In Donal Ryan’s latest novel, Strange Flowers, a twenty year old Moll Gladney, the only daughter of impoverished parents living at the mercy of Castle Catholics in North Tipperary, goes missing. Five years later, she returns with a black British husband and their white baby. You read on for another hundred pages until you learn that Moll went missing because she’d gotten an intercaste kiss off the Castle Catholic wife, Ellen Jackman. C’est ci.
Most people I know who read, are reading Donal Ryan. RTE declares that with Strange Flowers, “Ryan reaffirms his place amongst Ireland’s greatest wordsmiths”. The Irish Independent describes it as “an expansive and thought provoking parable”. In an interview with The Irish Times, Ryan mentions that he “casts no shade”, aka, makes no negative comments in public about other writers, and taking its cue from him, The Irish Times refrains from evaluating his latest work. Friends have said to me that in Ireland – where so much depends on your network, who your parents are, and whether or not you are alumni of one or two universities – no one writes negative reviews. No published writer gets a roasting in a broadsheet or by the national broadcaster. A former colleague of mine, someone’s son and a Trinity graduate, confessed to me that he did not have the courage to write a negative review even of mainstream American bands for a local paper. Across the Irish Sea, after lavishing Strange Flowers with praise, The Guardian goes as far as to admit “Strange Flowers may be the weakest of Ryan’s novels, but it is still a gorgeously wrought book”.

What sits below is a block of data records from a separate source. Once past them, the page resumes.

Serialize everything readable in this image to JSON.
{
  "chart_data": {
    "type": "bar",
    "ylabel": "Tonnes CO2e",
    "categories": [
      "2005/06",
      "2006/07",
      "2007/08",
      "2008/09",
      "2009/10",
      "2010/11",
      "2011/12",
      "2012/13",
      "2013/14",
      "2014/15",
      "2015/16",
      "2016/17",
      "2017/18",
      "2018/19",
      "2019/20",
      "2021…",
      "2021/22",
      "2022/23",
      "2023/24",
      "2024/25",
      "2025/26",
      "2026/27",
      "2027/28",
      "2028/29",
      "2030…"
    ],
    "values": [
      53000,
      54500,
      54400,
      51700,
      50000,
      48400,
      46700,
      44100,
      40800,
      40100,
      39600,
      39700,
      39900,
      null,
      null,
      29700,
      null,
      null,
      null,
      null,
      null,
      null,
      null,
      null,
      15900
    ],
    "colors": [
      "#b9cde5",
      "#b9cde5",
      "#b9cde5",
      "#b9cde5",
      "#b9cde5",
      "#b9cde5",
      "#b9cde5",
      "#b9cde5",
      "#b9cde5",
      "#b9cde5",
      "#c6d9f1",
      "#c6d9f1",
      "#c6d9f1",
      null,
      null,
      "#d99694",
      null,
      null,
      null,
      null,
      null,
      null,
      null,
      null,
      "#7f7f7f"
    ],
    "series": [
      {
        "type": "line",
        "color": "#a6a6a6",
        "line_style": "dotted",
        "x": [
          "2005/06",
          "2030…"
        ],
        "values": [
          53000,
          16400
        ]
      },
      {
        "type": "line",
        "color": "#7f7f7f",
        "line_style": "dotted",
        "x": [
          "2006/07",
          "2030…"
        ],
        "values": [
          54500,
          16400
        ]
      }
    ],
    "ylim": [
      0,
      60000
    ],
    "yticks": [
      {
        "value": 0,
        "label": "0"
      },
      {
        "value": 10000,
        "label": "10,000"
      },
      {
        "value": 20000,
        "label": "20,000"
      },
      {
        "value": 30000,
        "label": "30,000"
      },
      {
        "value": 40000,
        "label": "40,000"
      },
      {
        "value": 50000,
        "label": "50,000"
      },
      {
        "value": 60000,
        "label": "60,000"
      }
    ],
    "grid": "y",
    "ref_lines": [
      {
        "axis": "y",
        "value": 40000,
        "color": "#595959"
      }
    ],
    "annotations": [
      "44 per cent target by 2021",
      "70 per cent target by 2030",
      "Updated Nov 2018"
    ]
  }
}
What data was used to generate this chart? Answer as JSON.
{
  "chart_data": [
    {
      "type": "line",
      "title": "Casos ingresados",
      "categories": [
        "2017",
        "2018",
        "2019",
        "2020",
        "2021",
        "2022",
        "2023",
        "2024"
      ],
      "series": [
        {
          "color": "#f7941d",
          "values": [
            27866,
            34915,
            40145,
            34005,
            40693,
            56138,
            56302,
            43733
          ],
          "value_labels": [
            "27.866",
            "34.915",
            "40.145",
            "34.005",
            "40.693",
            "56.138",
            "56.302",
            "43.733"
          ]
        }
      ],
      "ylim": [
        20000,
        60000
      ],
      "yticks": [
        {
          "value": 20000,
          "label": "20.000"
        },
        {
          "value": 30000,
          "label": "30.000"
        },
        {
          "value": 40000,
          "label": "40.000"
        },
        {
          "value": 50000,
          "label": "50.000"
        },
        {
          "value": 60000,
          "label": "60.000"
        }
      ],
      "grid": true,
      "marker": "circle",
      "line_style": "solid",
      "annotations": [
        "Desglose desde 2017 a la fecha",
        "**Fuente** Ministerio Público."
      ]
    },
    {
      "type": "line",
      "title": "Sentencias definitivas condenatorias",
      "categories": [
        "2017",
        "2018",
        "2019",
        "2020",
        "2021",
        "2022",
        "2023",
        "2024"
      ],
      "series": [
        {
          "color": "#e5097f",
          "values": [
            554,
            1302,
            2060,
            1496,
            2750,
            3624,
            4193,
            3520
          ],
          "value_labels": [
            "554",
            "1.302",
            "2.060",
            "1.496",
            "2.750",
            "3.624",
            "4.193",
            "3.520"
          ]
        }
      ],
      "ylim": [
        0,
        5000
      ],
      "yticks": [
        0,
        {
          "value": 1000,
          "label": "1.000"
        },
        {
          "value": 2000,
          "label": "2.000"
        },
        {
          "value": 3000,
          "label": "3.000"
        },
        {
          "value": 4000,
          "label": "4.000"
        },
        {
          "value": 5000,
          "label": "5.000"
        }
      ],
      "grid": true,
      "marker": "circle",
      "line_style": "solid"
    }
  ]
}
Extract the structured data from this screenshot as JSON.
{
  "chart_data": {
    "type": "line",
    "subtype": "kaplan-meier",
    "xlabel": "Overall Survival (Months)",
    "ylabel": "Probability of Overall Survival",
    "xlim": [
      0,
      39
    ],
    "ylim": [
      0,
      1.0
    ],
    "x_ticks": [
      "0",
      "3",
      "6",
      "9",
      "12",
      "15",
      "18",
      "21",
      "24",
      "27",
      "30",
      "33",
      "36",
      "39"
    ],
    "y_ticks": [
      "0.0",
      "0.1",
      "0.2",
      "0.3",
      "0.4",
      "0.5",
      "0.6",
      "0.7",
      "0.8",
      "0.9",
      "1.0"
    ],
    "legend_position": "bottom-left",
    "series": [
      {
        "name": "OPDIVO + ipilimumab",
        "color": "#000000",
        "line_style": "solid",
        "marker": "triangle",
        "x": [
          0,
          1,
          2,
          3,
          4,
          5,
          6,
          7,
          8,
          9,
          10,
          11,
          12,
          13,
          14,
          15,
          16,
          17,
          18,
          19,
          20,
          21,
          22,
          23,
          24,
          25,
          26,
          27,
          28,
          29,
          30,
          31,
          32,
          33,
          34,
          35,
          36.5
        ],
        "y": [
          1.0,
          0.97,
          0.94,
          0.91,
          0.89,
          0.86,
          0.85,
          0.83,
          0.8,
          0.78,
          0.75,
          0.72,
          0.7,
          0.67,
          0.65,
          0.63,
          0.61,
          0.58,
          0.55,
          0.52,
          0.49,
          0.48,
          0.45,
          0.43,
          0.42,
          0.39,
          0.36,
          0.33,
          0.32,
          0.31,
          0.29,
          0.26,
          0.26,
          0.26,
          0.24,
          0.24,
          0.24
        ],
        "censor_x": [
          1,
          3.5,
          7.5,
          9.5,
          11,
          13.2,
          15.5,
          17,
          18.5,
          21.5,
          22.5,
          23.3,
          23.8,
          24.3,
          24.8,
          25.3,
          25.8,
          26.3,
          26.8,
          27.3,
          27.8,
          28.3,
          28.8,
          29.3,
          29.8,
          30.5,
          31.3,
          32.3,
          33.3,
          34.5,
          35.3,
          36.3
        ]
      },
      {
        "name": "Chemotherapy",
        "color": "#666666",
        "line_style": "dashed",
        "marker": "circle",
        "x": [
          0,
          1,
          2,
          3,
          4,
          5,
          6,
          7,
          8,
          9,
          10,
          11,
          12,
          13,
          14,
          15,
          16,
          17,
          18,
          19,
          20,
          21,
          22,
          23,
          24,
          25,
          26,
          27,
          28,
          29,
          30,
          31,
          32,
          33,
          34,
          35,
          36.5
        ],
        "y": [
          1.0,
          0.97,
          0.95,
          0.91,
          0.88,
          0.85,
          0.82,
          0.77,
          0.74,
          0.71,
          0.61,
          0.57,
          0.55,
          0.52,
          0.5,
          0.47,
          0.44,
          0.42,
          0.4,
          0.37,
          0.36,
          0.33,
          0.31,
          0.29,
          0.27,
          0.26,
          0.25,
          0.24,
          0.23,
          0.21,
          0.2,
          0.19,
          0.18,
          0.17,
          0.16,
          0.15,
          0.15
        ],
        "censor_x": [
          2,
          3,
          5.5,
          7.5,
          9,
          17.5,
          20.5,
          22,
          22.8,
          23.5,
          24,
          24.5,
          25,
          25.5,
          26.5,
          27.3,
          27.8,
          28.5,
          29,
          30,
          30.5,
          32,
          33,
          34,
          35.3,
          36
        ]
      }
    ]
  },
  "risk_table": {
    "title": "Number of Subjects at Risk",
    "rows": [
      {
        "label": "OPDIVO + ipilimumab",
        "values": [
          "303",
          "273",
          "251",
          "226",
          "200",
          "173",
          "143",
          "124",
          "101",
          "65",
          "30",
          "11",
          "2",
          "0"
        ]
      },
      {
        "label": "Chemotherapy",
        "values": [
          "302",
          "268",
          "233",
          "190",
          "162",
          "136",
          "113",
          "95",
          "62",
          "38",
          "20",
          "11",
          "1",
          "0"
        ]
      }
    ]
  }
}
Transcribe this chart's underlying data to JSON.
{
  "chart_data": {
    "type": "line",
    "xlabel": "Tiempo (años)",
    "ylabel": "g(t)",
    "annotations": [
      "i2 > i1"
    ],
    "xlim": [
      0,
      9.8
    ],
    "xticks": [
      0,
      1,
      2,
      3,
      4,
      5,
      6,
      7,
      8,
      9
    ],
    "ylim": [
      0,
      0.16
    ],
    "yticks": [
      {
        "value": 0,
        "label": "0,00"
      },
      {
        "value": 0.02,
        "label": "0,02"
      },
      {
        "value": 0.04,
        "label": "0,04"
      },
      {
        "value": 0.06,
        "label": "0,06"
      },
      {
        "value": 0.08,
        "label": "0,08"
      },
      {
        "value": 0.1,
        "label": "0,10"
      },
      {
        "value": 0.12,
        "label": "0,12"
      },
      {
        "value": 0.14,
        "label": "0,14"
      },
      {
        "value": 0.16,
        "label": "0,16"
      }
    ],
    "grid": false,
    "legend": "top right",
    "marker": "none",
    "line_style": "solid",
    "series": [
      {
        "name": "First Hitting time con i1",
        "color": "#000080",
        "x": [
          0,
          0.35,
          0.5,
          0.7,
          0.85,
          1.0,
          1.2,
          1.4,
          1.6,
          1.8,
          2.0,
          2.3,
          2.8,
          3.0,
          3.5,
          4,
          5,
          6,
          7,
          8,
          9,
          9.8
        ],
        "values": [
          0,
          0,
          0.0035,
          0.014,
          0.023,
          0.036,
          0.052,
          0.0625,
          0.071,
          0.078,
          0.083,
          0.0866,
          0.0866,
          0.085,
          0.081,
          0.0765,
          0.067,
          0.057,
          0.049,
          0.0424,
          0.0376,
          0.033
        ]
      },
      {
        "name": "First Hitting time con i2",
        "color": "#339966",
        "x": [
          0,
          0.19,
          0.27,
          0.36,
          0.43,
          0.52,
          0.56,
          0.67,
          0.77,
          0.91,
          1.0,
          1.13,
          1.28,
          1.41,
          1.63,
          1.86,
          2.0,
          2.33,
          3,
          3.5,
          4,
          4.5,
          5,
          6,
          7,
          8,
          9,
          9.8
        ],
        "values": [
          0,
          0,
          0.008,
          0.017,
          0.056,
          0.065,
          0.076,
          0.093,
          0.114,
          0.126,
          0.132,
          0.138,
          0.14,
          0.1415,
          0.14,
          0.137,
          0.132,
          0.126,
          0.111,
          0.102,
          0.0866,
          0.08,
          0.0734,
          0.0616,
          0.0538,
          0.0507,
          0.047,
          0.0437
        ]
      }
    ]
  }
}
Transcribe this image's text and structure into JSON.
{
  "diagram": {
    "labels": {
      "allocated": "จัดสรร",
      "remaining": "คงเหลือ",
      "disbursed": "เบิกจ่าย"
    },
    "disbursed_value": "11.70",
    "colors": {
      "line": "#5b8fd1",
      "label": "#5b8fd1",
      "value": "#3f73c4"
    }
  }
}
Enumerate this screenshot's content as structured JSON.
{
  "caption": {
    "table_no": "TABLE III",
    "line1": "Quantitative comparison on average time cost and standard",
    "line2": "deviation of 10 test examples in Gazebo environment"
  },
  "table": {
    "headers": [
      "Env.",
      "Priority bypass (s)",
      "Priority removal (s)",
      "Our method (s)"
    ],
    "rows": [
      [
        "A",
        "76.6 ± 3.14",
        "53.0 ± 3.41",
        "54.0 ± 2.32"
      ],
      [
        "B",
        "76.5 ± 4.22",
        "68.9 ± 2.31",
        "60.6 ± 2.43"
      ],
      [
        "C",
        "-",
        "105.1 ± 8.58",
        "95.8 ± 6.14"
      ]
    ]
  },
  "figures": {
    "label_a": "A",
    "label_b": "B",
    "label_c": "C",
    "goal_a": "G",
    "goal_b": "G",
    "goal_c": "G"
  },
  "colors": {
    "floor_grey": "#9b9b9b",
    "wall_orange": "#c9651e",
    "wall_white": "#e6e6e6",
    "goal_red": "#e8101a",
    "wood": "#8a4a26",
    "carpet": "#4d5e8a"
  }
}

The first Donal Ryan novel I attempted to read was From a Low and Quiet Sea. I opened the book at the boarding gate in Vienna Airport and drank from its pages until they called my flight. On a sentence level, Ryan demonstrates pure mastery. He is the foremost contemporary writer of the Hiberno-English sentence. His words flow in a natural North Munster vernacular. The levity of his writing zeros out the length of his sentences as he carries you through page after page at great speeds. In Vienna, by the time they called my flight, I had almost made it to the end. However, once I boarded the flight, I forgot all about it and never opened the book again. Despite not having made it through From a Low and Quiet Sea, I continued to read Ryan’s books because everyone who reads seems to be reading Ryan. And here I am, bewildered and reluctant to express what I think about this book because in Ireland no one takes such risks, do they?
Was it through this same lack of courage that Ryan arrived at the careful plot of Strange Flowers? His sentences meander through themes of interracial relationships and lesbianism but he seals them within the safety of a 1970s time capsule. The main characters, who subsist on the good graces of their wealthy landlord, never question their lot in life. When their mind wanders, it waxes lyrical about the beauty of the North Tipperary countryside, never to fantasies of seizing the means of production. Ryan grazes on themes of inequality, class, and race but never bites.
Because of the black characters, the publishers went as far as to hire a sensitivity reader who flagged and removed some issues from the manuscript. Despite this extreme caution, if Strange Flowers had been the work of a white US or British male writer, its flatness would have courted controversy. The portrayal of the black experience in Strange Flowers reads like a caricature of a Zadie Smith novel crossed with the British soap Eastenders. While Ryan does orbit the issue of black fragility, his continued reticence leaves the text both ignorant and ineffective. The black characters seem too hot to handle in any meaningful or insightful way to the extent that if there had been no blackness in this novel at all, would anything have changed?
In lieu of the roast of Strange Flowers I feel bubbling within me, I offer the Internet a few key insights into Irish life as gleaned from its pages:
- The Gardai remain invisible in cases of sexual harassment, attempted murder, or rape. They materialise only if a black man comes to town, if a teenager has a tiny quantity of hash, or if the person who killed the one black man in town needs consoling.
- Sexual intercourse occurs indoors only in London. In Ireland, sensuality remains restricted to the riverbanks and the Fairyforts.
- The Castle Catholics, the 1% whose expansive inherited wealth means they determine the fate of those around them, are the only people who dwell on and lament the loss of even vaster fortunes they once held.
- A shift between two Irish women lasts a lifetime.